Due to the nature of the drug, nitroprusside must be administered intravenously. The dose picked for this study is low compared with the dose used to treat hypertension, but it should still be effective in increasing levels of nitric oxide. This study compared the effect of a 4-hour administration of intravenous nitroprusside with a 4-hour administration of a placebo solution. Both the participants and the researchers were unaware of who received the active agent versus the placebo. The study participants continued on whatever antipsychotic medications they had been taking, and no changes in these medications were permitted for 7 days following the intravenous administration. (Of course, provisions were made for emergencies.)
The results of this small, preliminary study were remarkable. Substantial improvement was observed within 4 hours and continued for 4 weeks following a single administration of nitroprusside. Both positive and negative symptoms of the disorder showed substantial improvement.

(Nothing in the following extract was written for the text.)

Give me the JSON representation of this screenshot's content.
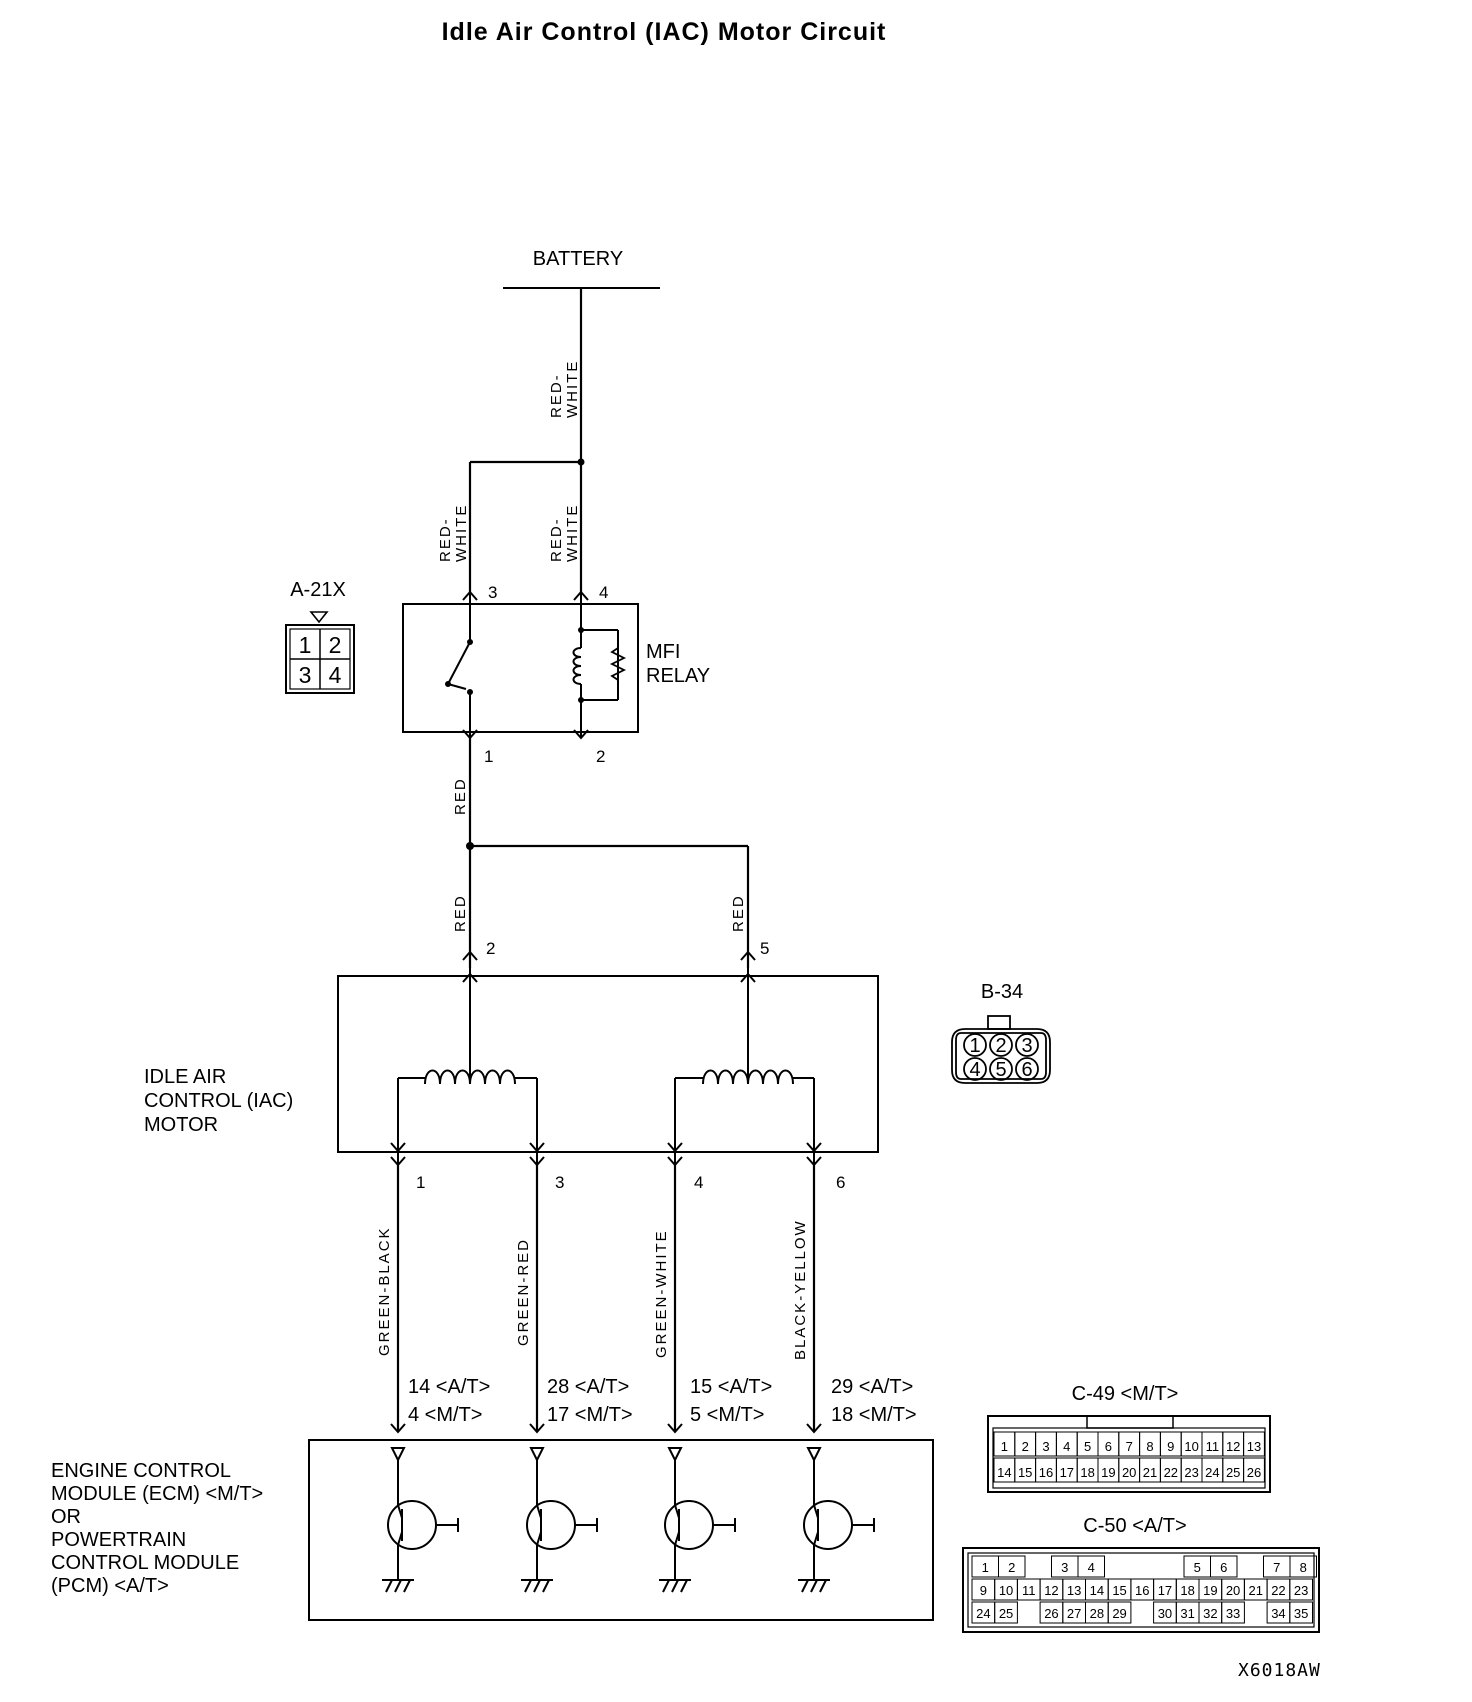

These results are rather dramatic and, as such, there is need for caution. They will need to be replicated in larger studies and by different groups of researchers. In addition, risks versus benefits must be evaluated. In this particular study, there were no differences in side effects between the group receiving the sodium nitroprusside and those receiving placebo.
If these results are replicated, however, this is an extremely important finding. Not only is nitroprusside available already to physicians, but this study also points toward a different method for attacking the symptoms of schizophrenia, opening the door for the development of new types of treatments, including treatments that have more rapid onset of action. This could have a significantly positive impact on the lives of patients and their families and friends.
This column was cowritten by Eugene Rubin MD, PhD and Charles Zorumski MD.